В волнении прогуливаясь по коридору, Джон заметил в одной из комнат девушку в ситцевом платье с белым передником, которая убирала с подоконника грязные стаканы и тарелки. У нее было, как и у Джона, картинно-славянское лицо — круглое, но не полное, а нежно очерченное, с крупными бледными веснушками и глубоко посаженными серыми глазками, смотревшими на бардак, оставленный гостями, сурово, с негодованием.

— Здравствуйте! — сказала она, увидев Джона, и мило улыбнулась. — Вы заблудились? В этой квартире легко заблудиться.

— Нет-нет! — смущенно пробормотал Джон.

— Поспешите в зал — сейчас будет представление Сида.

В гостиной Половинкин спросил Барского о девушке. Лев Сергеевич насупился.

— Варя Рожицына, горничная Дорофеевых. Сирота, учится в медицинском институте и подрабатывает медсестрой, а теперь вот горничной. Сидор соблазнил ее и живет с ней, как с наложницей.
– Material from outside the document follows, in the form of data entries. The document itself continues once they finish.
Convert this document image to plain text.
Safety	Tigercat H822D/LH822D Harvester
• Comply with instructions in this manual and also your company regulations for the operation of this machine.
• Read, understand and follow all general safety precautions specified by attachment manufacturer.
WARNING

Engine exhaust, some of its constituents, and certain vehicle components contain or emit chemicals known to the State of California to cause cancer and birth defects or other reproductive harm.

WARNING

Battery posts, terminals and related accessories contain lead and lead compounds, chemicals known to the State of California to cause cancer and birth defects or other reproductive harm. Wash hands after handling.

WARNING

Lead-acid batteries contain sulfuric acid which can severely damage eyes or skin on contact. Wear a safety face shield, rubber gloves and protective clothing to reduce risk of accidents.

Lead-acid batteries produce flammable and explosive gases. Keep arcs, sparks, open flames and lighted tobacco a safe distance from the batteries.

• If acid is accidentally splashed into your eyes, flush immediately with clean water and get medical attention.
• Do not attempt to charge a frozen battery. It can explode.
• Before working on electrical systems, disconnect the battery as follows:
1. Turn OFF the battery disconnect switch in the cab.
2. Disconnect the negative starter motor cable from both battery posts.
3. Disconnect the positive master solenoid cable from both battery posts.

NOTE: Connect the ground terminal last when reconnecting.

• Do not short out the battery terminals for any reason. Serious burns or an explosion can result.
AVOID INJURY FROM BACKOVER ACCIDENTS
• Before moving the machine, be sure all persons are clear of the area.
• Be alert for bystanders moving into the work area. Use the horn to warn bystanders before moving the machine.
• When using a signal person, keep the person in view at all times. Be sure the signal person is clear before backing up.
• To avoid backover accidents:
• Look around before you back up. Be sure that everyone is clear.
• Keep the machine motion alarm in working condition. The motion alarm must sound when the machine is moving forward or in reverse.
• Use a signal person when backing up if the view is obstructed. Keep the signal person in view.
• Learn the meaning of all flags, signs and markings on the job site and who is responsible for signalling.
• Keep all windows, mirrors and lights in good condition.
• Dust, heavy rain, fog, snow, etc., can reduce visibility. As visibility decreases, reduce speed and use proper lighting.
Между тем в гостиной происходили изменения. Часть комнаты была освобождена от публики. Появились картонные декорации в виде грубо размалеванных деревьев почему-то оранжевого цвета. На пол лег ярко-зеленый палас с высоким ворсом. Четверо парней в рабочих спецовках установили прозрачный надувной бассейн и до краев заполнили его водой, полукругом расставили стулья для почетных гостей. На них уже восседали Перуанская с мужем, Звонарев, Сорняков и неизвестно откуда возникший Палисадов. Барского с Джоном настойчиво пригласили сесть рядом. Остальные стояли позади, хихикая и перемигиваясь.